Михаило Лалич - Облава
— У меня нет больше времени ждать, — заревел он во все горло, точно его режут.
Майор вздрогнул.
— Чего он рычит? — спросил он переводчика.
— У него нет времени, — сказал переводчик. — Он ждет вашего решения.
— Во-первых, скажи ему, чтобы он не рычал! — крикнул майор таким зычным голосом, какого никак нельзя было ожидать от такого щуплого человека. — Здесь только я могу кричать. Он слуга, ему платят, и пусть не забывается. А во-вторых: пусть убирается немедленно! Вот мое решение.
— Он говорит, что будет жаловаться, — сказал переводчик, пошептавшись с Гиздичем.
— Меня не интересуют его намерения, пусть он оставит их при себе. — И Фьори взмахнул своей перчаткой.
Солдаты, привлеченные криком, увидели, как пылающие щеки Ристо Гиздича посинели, потом стали землистыми, как дрогнул его подбородок, затрясся живот, как ходуном заходили его широкие чикчиры из домотканого сукна, как ускользал из рук повод и он никак не мог сесть в седло и ускакать. Было приятно, что майор груб и с чужим начальством, а не только с ними; они даже почувствовали к нему уважение за то, что он все-таки над кем-то одержал верх, да еще над таким брюхачом. Солдатам было холодно, скучно, им хотелось отыскать жертву, над которой можно было бы поиздеваться, и вот она нашлась. Их развеселил обиженный вид Гиздича, его невнятное бормотание, и они стали разогревать себя визгом, завываниями и хрюканьем, все это должно было изображать возгласы брюхача. Одни пальцами указывали на его бороду и спрашивали, для чего она? Другие отвечали, что бородой он подтирает пещеру, что находится пониже спины.

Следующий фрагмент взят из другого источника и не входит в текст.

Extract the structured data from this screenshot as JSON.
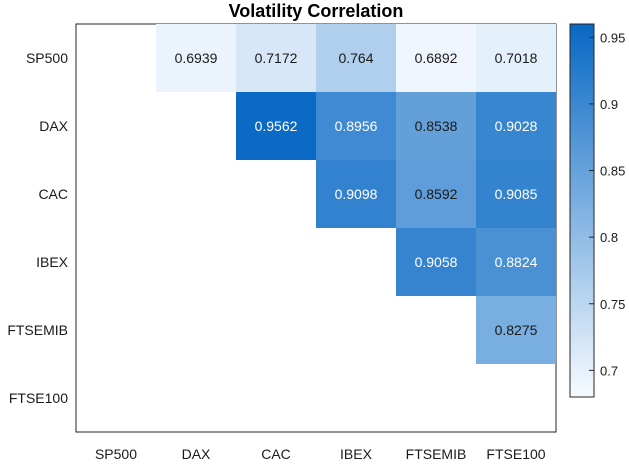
{
  "chart_data": {
    "type": "heatmap",
    "title": "Volatility Correlation",
    "x_categories": [
      "SP500",
      "DAX",
      "CAC",
      "IBEX",
      "FTSEMIB",
      "FTSE100"
    ],
    "y_categories": [
      "SP500",
      "DAX",
      "CAC",
      "IBEX",
      "FTSEMIB",
      "FTSE100"
    ],
    "cells": [
      {
        "row": "SP500",
        "col": "DAX",
        "value": 0.6939,
        "label": "0.6939"
      },
      {
        "row": "SP500",
        "col": "CAC",
        "value": 0.7172,
        "label": "0.7172"
      },
      {
        "row": "SP500",
        "col": "IBEX",
        "value": 0.764,
        "label": "0.764"
      },
      {
        "row": "SP500",
        "col": "FTSEMIB",
        "value": 0.6892,
        "label": "0.6892"
      },
      {
        "row": "SP500",
        "col": "FTSE100",
        "value": 0.7018,
        "label": "0.7018"
      },
      {
        "row": "DAX",
        "col": "CAC",
        "value": 0.9562,
        "label": "0.9562"
      },
      {
        "row": "DAX",
        "col": "IBEX",
        "value": 0.8956,
        "label": "0.8956"
      },
      {
        "row": "DAX",
        "col": "FTSEMIB",
        "value": 0.8538,
        "label": "0.8538"
      },
      {
        "row": "DAX",
        "col": "FTSE100",
        "value": 0.9028,
        "label": "0.9028"
      },
      {
        "row": "CAC",
        "col": "IBEX",
        "value": 0.9098,
        "label": "0.9098"
      },
      {
        "row": "CAC",
        "col": "FTSEMIB",
        "value": 0.8592,
        "label": "0.8592"
      },
      {
        "row": "CAC",
        "col": "FTSE100",
        "value": 0.9085,
        "label": "0.9085"
      },
      {
        "row": "IBEX",
        "col": "FTSEMIB",
        "value": 0.9058,
        "label": "0.9058"
      },
      {
        "row": "IBEX",
        "col": "FTSE100",
        "value": 0.8824,
        "label": "0.8824"
      },
      {
        "row": "FTSEMIB",
        "col": "FTSE100",
        "value": 0.8275,
        "label": "0.8275"
      }
    ],
    "colorbar": {
      "range": [
        0.68,
        0.96
      ],
      "ticks": [
        "0.7",
        "0.75",
        "0.8",
        "0.85",
        "0.9",
        "0.95"
      ],
      "tick_values": [
        0.7,
        0.75,
        0.8,
        0.85,
        0.9,
        0.95
      ],
      "color_low": "#f7fbff",
      "color_high": "#0868c4"
    },
    "grid": false,
    "colorbar_placement": "right"
  }
}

Гиздич влез наконец на лошадь и посмотрел на них сверху. «Лягушки, — подумал он, — настоящие лягушатники, — кто что ест, на то и походит!» Он громко обругал их, они хором ответили отборной сербской бранью — первому, чему они научились, оккупировав страну. Солдаты не забыли про жену, спросили, есть ли у него дочь и сколько она стоит. Гиздич поднял плеть, грозя, что научит их уму-разуму, но крики удвоились, утроились, и подняли тревогу на позициях четников. Даже привыкшая к вечному крику четников лошадь не выдержала: встала на дыбы и понесла. Какую-то минуту казалось, что всадник упадет и разобьется вдребезги — в этот момент веселье достигло высшей точки, — но он усидел в седле и овладел испуганным животным. Шум еще не улегся, когда его покрыл голос Гиздича:
— Эй, Чазим Чорович, ты меня слышишь?.. — Он подождал несколько секунд и только собрался крикнуть снова, как раздался ответ, точно брошенный издалека камень.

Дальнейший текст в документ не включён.